Ainda menos conhecido é o envolvimento de Karl Gauss, um documentarista de grande sucesso da DEFA (Deutsche Film-Aktiengesellschaft, o estúdio de cinema estatal da República Democrática Alemã, ou RDA), que filmou uma trilogia na Tunísia, na fronteira com a Argélia, em 1961. Estes três filmes mostram não apenas o envolvimento da Alemanha Oriental na luta, mas também como a questão argelina se tornou o catalisador para outras questões.

Em uma entrevista de 1962 com a revista cinematográfica francesa Positif, Gauss observou que o principal objetivo do filme Allons enfants… pour l’Algérie era denunciar o espírito neocolonialista da República Federativa da Alemanha ( RFA). O escritor Perrine Val concluiu que para a RDA “a guerra argelina era uma ocasião para demonstrar solidariedade com a FLN, mas sobretudo para ter argumentos adicionais em seu confronto ideológico com a FRG”.

Os cineastas italianos também estiveram envolvidos nestes primeiros dias do cinema argelino. Alguns fizeram ou tentaram fazer filmes sobre libertação, pelos quais havia muita simpatia na Itália. Um caso interessante foi o projeto de um filme inacabado, co-escrito, entre outros, por Sergio Spina (que mais tarde dirigiu uma co-produção italiano-argelina) e o escritor Franco Solinas, da Batalha de Argel; Jean-Paul Sartre, também esteve envolvido em um ponto.

Ao contrário dos franceses, cujo envolvimento nacional na guerra viu seus cineastas virem mais cedo para a Argélia, as co-produções argelino-italianas decolaram em grande parte após a guerra – principalmente com a produtora argelina Casbah Film (fundada pelo ex-guerrilheiro Saadi Yacef), que produziria A Batalha de Argel.

Durante a própria guerra, a contribuição mais importante da Itália foi a edição e o desenvolvimento de filmes argelinos nos laboratórios cinematográficos italianos — uma relação que continuou depois de 1962, pois só muito mais tarde a indústria cinematográfica argelina teve a capacidade de desenvolver filmes. A edição e o desenvolvimento de filmes também foi um ato de solidariedade.

Capital do Terceiro Mundo

Esses intercâmbios internacionais tiveram um amplo impacto. René Vautier permaneceu no país para ajudar a organizar as instituições cinematográficas, que se mostraram, nos primeiros anos de vida da Argélia, muito abertas ao cinema estrangeiro, particularmente ao cinema político.

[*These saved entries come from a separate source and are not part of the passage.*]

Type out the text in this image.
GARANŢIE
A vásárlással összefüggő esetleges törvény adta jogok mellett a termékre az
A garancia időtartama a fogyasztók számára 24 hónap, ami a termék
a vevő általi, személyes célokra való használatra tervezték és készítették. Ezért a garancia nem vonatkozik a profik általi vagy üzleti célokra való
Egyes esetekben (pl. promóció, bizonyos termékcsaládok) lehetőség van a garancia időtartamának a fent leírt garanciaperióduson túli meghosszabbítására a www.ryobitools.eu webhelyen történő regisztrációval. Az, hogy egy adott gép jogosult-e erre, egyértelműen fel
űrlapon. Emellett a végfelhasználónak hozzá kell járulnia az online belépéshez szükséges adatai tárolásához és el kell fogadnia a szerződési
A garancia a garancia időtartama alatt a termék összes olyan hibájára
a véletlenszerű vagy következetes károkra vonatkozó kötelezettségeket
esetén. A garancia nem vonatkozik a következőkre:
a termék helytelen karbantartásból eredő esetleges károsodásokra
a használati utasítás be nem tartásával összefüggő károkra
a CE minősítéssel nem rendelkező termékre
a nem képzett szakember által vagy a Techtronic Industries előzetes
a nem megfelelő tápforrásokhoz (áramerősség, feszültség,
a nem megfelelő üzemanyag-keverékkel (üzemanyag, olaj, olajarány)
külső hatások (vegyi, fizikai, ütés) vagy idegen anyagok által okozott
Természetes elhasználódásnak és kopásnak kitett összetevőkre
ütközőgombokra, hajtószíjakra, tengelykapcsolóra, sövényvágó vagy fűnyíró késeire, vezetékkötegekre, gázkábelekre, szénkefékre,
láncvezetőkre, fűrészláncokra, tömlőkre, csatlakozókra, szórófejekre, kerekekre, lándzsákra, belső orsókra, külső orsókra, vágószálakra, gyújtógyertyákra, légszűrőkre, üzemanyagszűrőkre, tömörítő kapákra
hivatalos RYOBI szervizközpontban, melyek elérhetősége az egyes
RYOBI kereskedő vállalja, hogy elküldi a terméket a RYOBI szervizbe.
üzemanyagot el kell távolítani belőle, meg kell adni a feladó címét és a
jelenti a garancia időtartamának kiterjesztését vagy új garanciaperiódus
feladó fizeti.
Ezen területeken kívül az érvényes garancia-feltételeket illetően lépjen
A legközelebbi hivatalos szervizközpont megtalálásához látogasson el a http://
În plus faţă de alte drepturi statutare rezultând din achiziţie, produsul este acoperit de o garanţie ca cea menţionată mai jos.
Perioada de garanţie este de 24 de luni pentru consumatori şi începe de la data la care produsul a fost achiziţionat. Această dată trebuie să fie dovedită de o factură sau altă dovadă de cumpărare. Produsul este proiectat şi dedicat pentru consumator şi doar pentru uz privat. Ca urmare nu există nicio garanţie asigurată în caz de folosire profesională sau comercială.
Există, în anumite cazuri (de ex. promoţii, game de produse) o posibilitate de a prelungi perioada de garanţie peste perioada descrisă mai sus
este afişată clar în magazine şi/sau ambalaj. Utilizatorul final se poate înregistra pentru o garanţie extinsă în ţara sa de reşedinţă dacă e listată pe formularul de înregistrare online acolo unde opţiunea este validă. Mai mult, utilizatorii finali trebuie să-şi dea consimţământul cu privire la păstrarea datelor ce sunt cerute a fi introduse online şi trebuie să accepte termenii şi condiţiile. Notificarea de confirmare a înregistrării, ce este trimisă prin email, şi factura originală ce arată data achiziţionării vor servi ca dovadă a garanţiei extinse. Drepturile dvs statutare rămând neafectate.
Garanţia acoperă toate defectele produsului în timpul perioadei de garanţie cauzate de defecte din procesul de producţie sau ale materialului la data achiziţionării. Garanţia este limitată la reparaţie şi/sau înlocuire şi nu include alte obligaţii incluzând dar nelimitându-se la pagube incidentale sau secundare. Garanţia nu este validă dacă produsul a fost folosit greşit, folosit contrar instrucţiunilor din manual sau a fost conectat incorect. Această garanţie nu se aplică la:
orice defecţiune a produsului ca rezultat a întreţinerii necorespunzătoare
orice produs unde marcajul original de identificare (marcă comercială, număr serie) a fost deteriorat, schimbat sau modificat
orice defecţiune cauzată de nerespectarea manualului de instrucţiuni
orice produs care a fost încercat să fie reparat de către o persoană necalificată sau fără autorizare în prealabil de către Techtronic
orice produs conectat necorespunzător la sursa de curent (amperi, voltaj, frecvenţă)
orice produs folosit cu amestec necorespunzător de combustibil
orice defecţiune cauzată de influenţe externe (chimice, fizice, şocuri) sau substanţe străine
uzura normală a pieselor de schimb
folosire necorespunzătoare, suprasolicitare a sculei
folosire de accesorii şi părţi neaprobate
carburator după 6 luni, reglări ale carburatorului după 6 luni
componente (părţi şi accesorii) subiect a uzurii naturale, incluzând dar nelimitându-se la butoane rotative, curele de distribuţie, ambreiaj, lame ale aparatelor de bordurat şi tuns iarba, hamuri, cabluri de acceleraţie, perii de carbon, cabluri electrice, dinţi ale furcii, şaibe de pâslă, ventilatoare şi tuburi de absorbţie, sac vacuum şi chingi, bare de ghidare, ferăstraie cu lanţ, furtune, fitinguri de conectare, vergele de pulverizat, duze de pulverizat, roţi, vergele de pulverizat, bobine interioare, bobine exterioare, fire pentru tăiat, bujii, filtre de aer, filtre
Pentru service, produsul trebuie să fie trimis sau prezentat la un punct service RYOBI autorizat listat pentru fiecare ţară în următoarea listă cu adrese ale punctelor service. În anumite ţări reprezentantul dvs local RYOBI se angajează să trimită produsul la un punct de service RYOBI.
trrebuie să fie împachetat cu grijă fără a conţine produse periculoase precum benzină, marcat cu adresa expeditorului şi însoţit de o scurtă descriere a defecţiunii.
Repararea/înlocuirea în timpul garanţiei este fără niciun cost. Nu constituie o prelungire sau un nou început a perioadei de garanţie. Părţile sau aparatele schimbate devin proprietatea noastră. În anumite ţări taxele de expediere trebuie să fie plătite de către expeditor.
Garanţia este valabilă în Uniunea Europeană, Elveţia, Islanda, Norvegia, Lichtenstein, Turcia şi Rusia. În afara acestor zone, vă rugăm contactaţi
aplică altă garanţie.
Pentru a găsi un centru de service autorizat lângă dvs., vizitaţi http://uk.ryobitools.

E não foi só o cinema que floresceu naqueles anos: a capital Argel se tornou, como Amílcar Cabral escreveu, a famosa “Meca da Revolução”, ou a capital do Terceiro Mundo, um lugar onde confluem dissidentes, revolucionários e agitadores anticoloniais. Podemos ver os efeitos disso nos famosos filmes de William Klein, como o Festival Panafricain d’Alger (1969) e Eldridge Cleaver, Black Panther (1970) – o líder dos Panteras foi exilado na Argélia – e em Archie Shepp chez les Touaregs (1971), recentemente redescoberto no Institut national de l’audiovisuel em Paris.

Outro exemplo é o de L’Aube des damnés de Ahmed Rachedi, escrito por René Vautier e o grande intelectual amazigh Mouloud Mammeri, talvez a pessoa que mais contribuiu para a sobrevivência e reorganização da língua berbere na Argélia. O filme é sobre a luta pela independência, tanto na Argélia como em outros lugares.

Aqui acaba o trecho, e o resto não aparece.